Design Dish: See-thru airplanes, Archtober and Mexico's inverted skyscraper
From the coolest new products to dramatic feats of engineering, here’s what has us excited in the design world this week.
The Boeing Dreamliner: Airplanes have looked more or less the same since the 1960s, but this week Airbus revealed plans for a super slick new generation of planes with a transparent “skeleton” structures, allowing for unobstructed views of the surrounding sky. Think of it as the flying version of those glass-bottom submarines at Disneyworld. The planes won’t roll out until 2050, which means I’ll have to stay all excited about this until I’m in a nursing home.
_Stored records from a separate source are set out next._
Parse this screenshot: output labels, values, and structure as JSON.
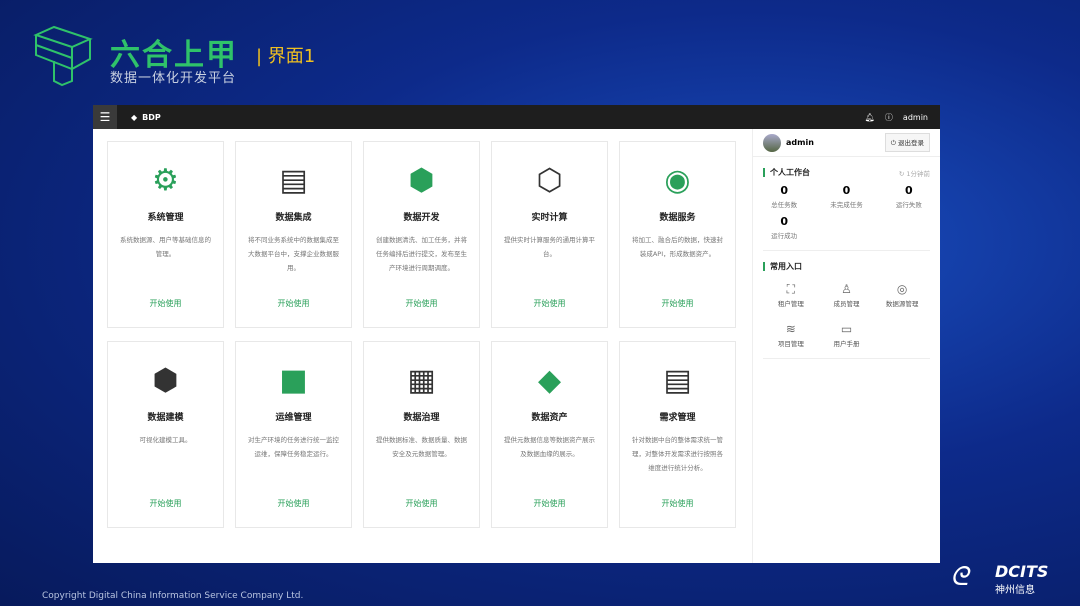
{
  "brand": {
    "name": "六合上甲",
    "subtitle": "数据一体化开发平台",
    "screen_label": "| 界面1"
  },
  "topbar": {
    "menu_icon": "hamburger-icon",
    "app_name": "BDP",
    "user": "admin"
  },
  "cards": [
    {
      "title": "系统管理",
      "desc": "系统数据源、用户等基础信息的管理。",
      "action": "开始使用"
    },
    {
      "title": "数据集成",
      "desc": "将不同业务系统中的数据集成至大数据平台中，支撑企业数据服用。",
      "action": "开始使用"
    },
    {
      "title": "数据开发",
      "desc": "创建数据清洗、加工任务，并将任务编排后进行提交，发布至生产环境进行周期调度。",
      "action": "开始使用"
    },
    {
      "title": "实时计算",
      "desc": "提供实时计算服务的通用计算平台。",
      "action": "开始使用"
    },
    {
      "title": "数据服务",
      "desc": "将加工、融合后的数据，快速封装成API，形成数据资产。",
      "action": "开始使用"
    },
    {
      "title": "数据建模",
      "desc": "可视化建模工具。",
      "action": "开始使用"
    },
    {
      "title": "运维管理",
      "desc": "对生产环境的任务进行统一监控运维，保障任务稳定运行。",
      "action": "开始使用"
    },
    {
      "title": "数据治理",
      "desc": "提供数据标准、数据质量、数据安全及元数据管理。",
      "action": "开始使用"
    },
    {
      "title": "数据资产",
      "desc": "提供元数据信息等数据资产展示及数据血缘的展示。",
      "action": "开始使用"
    },
    {
      "title": "需求管理",
      "desc": "针对数据中台的整体需求统一管理，对整体开发需求进行按照各维度进行统计分析。",
      "action": "开始使用"
    }
  ],
  "panel": {
    "user": "admin",
    "logout": "退出登录",
    "workbench": {
      "title": "个人工作台",
      "refresh": "1分钟前",
      "stats": [
        {
          "value": "0",
          "label": "总任务数"
        },
        {
          "value": "0",
          "label": "未完成任务"
        },
        {
          "value": "0",
          "label": "运行失败"
        },
        {
          "value": "0",
          "label": "运行成功"
        }
      ]
    },
    "shortcuts": {
      "title": "常用入口",
      "items": [
        {
          "label": "租户管理",
          "icon": "tenant-icon"
        },
        {
          "label": "成员管理",
          "icon": "user-icon"
        },
        {
          "label": "数据源管理",
          "icon": "datasource-icon"
        },
        {
          "label": "项目管理",
          "icon": "layers-icon"
        },
        {
          "label": "用户手册",
          "icon": "manual-icon"
        }
      ]
    }
  },
  "footer": {
    "copyright": "Copyright  Digital China Information Service Company Ltd.",
    "logo_text": "DCITS",
    "logo_cn": "神州信息"
  },
  "colors": {
    "accent": "#2aa05a",
    "topbar": "#1e1e1e",
    "background": "#0d2a8a"
  }
}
Water Calligraphy Tricycle: I really wish I had the kind of unbound, random imagination that would yield things like Nicholas Hanna’s nifty calligraphy-writing tricycle, which uses a water jet printer and a laptop mounted to the handlebars to spray Chinese characters all over the street. It could definitely be cool for elaborate marriage proposals or other text-based activities like, I dunno, street scrabble, if that’s a thing. The only bummer is that it uses water, so those lovely words don’t last very long. The new alternative to sky writing?
Welcome to Archtober: New Yorkers were so enthralled by last year’s October Architecture Week that the event was extended and the month officially renamed “Archtober.” Special lectures and events will take place throughout the month, including a MoMA talk entitled “The Magic of Plywood,” which hopefully features a small, animated termite as the hero (people who didn’t grow up with “The Magic Voyage” probably won’t get this reference. Netflix it).
The Inverted Skyscraper: Who cares about “up” when you can dig down? That seems to have been the thinking behind the “Earthscraper,” a 65-story inverted pyramid being proposed for Mexico City’s Zocalo Square. The center of the structure is left open, allowing for natural light and air-flow, with office and retail areas along the walls. The whole thing is covered with a giant glass ceiling (or floor, depending on how you look at it) so as not to interfere with the parades and festivals that are traditionally held in the square.